Estimates of forest cover range from 9.7 million hectares to 13.5 million hectares [26]. The dry region of Nigeria lies between latitude 13°E, covering a land mass of 342,158 km2 or 85% of the total land area of Nigeria [27]. The region has a population of about 42.6 million [27] and generally has a lower precipitation with an annual rainfall of about 400-1140 mm. The trees are often very scattered and tend to be well adapted to drought [27]. In the northern part of Nigeria, rainfalls seldom exceed 1000 mm [16]. This area constitutes largely the dry land part of the country. In addition to inadequate precipitation the area has a low relative humidity and a high rate of evaporation [26].

Therefore rainfall intensity is a parameter that must be considered in planning and management of forest (natural) resources. Because the soil of dry land environment often cannot absorb all of the rain that fall in large storms, water is often lost from a site by runoff process [28]. Nigeria has a land area of 92.4 million hectares and population of about 134 million people, making it Africa's most populous country [29,30].

Research Methodology

The study made use of a historical review of relevant literatures as the methodology through quantitative research. This involved the use of secondary data to gather relevant information on past studies which were in relation to the present study. The secondary data employed in the course of the study include; text book, journals, literatures, and internet sources were used as deemed relevant to the present study which was focused on the historical analysis of the economic effect of drought on tropical forest management in Northern Nigeria.

Findings

Finding from the study shows the following

• Drought is one of the most important natural disasters that show its influences slowly by time.

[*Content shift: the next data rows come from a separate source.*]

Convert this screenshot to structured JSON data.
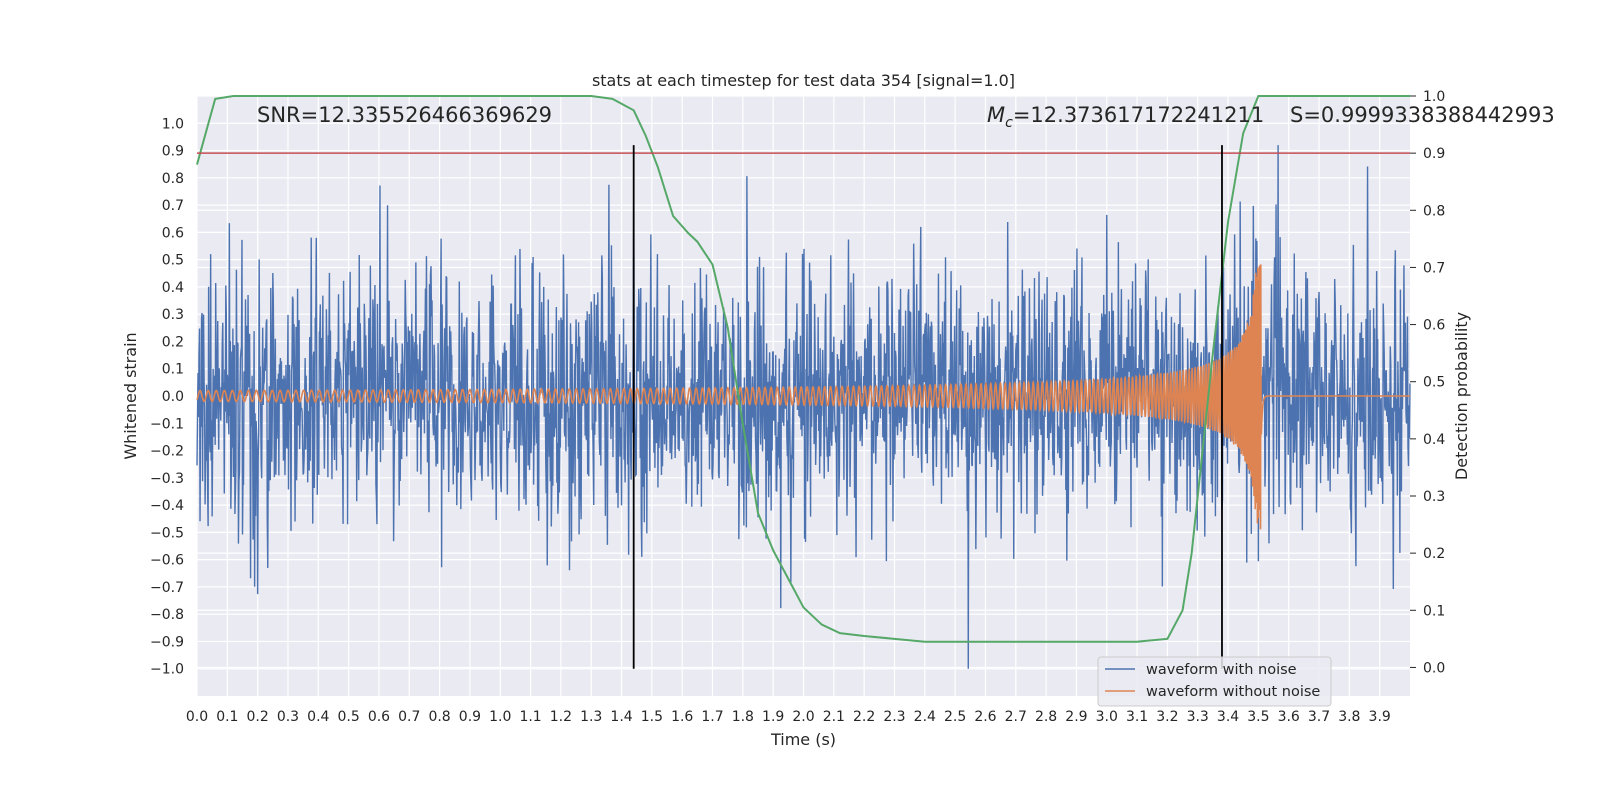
{
  "chart_data": {
    "type": "line",
    "title": "stats at each timestep for test data 354 [signal=1.0]",
    "xlabel": "Time (s)",
    "ylabel": "Whitened strain",
    "y2label": "Detection probability",
    "xlim": [
      0,
      4.0
    ],
    "ylim": [
      -1.1,
      1.1
    ],
    "y2lim": [
      -0.05,
      1.0
    ],
    "x_ticks": [
      "0.0",
      "0.1",
      "0.2",
      "0.3",
      "0.4",
      "0.5",
      "0.6",
      "0.7",
      "0.8",
      "0.9",
      "1.0",
      "1.1",
      "1.2",
      "1.3",
      "1.4",
      "1.5",
      "1.6",
      "1.7",
      "1.8",
      "1.9",
      "2.0",
      "2.1",
      "2.2",
      "2.3",
      "2.4",
      "2.5",
      "2.6",
      "2.7",
      "2.8",
      "2.9",
      "3.0",
      "3.1",
      "3.2",
      "3.3",
      "3.4",
      "3.5",
      "3.6",
      "3.7",
      "3.8",
      "3.9"
    ],
    "y_ticks": [
      "1.0",
      "0.9",
      "0.8",
      "0.7",
      "0.6",
      "0.5",
      "0.4",
      "0.3",
      "0.2",
      "0.1",
      "0.0",
      "−0.1",
      "−0.2",
      "−0.3",
      "−0.4",
      "−0.5",
      "−0.6",
      "−0.7",
      "−0.8",
      "−0.9",
      "−1.0"
    ],
    "y2_ticks": [
      "1.0",
      "0.9",
      "0.8",
      "0.7",
      "0.6",
      "0.5",
      "0.4",
      "0.3",
      "0.2",
      "0.1",
      "0.0"
    ],
    "grid": true,
    "legend_position": "bottom-right",
    "annotations": {
      "snr": "SNR=12.335526466369629",
      "mc_symbol": "M",
      "mc_sub": "c",
      "mc_value": "=12.373617172241211",
      "s": "S=0.9999338388442993"
    },
    "series": [
      {
        "name": "waveform with noise",
        "color": "#4c72b0",
        "description_free": true,
        "x_range": [
          0,
          4.0
        ]
      },
      {
        "name": "waveform without noise",
        "color": "#dd8452",
        "x_range": [
          0,
          4.0
        ],
        "merger_time": 3.51,
        "peak_amplitude": 0.49
      },
      {
        "color": "#55a868",
        "axis": "y2",
        "x": [
          0.0,
          0.06,
          0.12,
          0.2,
          0.5,
          1.0,
          1.3,
          1.37,
          1.44,
          1.48,
          1.52,
          1.57,
          1.62,
          1.65,
          1.7,
          1.75,
          1.8,
          1.85,
          1.9,
          1.95,
          2.0,
          2.06,
          2.12,
          2.2,
          2.3,
          2.4,
          3.0,
          3.1,
          3.2,
          3.25,
          3.28,
          3.31,
          3.35,
          3.4,
          3.45,
          3.5,
          3.6,
          3.8,
          4.0
        ],
        "y": [
          0.88,
          0.995,
          1.0,
          1.0,
          1.0,
          1.0,
          1.0,
          0.995,
          0.975,
          0.93,
          0.875,
          0.79,
          0.76,
          0.745,
          0.705,
          0.595,
          0.425,
          0.27,
          0.205,
          0.155,
          0.105,
          0.075,
          0.06,
          0.055,
          0.05,
          0.045,
          0.045,
          0.045,
          0.05,
          0.1,
          0.2,
          0.35,
          0.55,
          0.78,
          0.935,
          1.0,
          1.0,
          1.0,
          1.0
        ]
      }
    ],
    "threshold_y2": 0.9,
    "threshold_color": "#c44e52",
    "vertical_lines_x": [
      1.44,
      3.38
    ],
    "background_color": "#eaeaf2"
  }
}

• Drought is caused by the changing weather patterns, uncontrolled buildup of heat on the earth’s surface, meteorological changes which result in a reduction of rainfall, and reduced cloud cover, all of which results in greater evaporation rates.

• The major reasons why drought often harm Northern Nigerian people is because of the widespread poverty, poor infrastructure, heavy disease burdens, high dependence on and unsustainable exploitation of natural resources, and conflicts.

• Forests management were known for its selective extraction of valuable timbers such as teak and rosewood in Asia, mahogany in Latin America and khaya in Africa, mainly for export.

Conclusion

Drought can be referred to as dry spells at the beginning or at the end of each season. Drought is perceived as one of the expensive natural disaster of the world and affects more people than any other natural disaster in the world. Drought affects Nigeria by affecting its economy, agriculture, environment and biodiversity, population dynamics, and health, animal population and water resources.

The best ways to remedy the situation is to adopt irrigation, development of drought tolerant early maturing and high yielding crop varieties, reduction in post-harvest crop losses, efficient weather forecast, storage of excess production and development of fishery and livestock industries assist greatly in reducing the risk of drought.

Recommendations

Based on the causes and effect of drought and tropical forest management in northern Nigeria, the researcher therefore recommends that;

• The government should support the rural farmers through the initiation of programs or policies that monitors reduction in postharvest crop losses, weather forecast, storage of excess production and livestock management.

• Forest management research centers should be established in institutions in the region where drought is experience

• Policy makers or ministry of forestry in Nigeria should curb the misuse of natural disasters within the regions

• The policy makers of forest management should put measures in place to reduce the effects of drought on lives, natural resources and properties.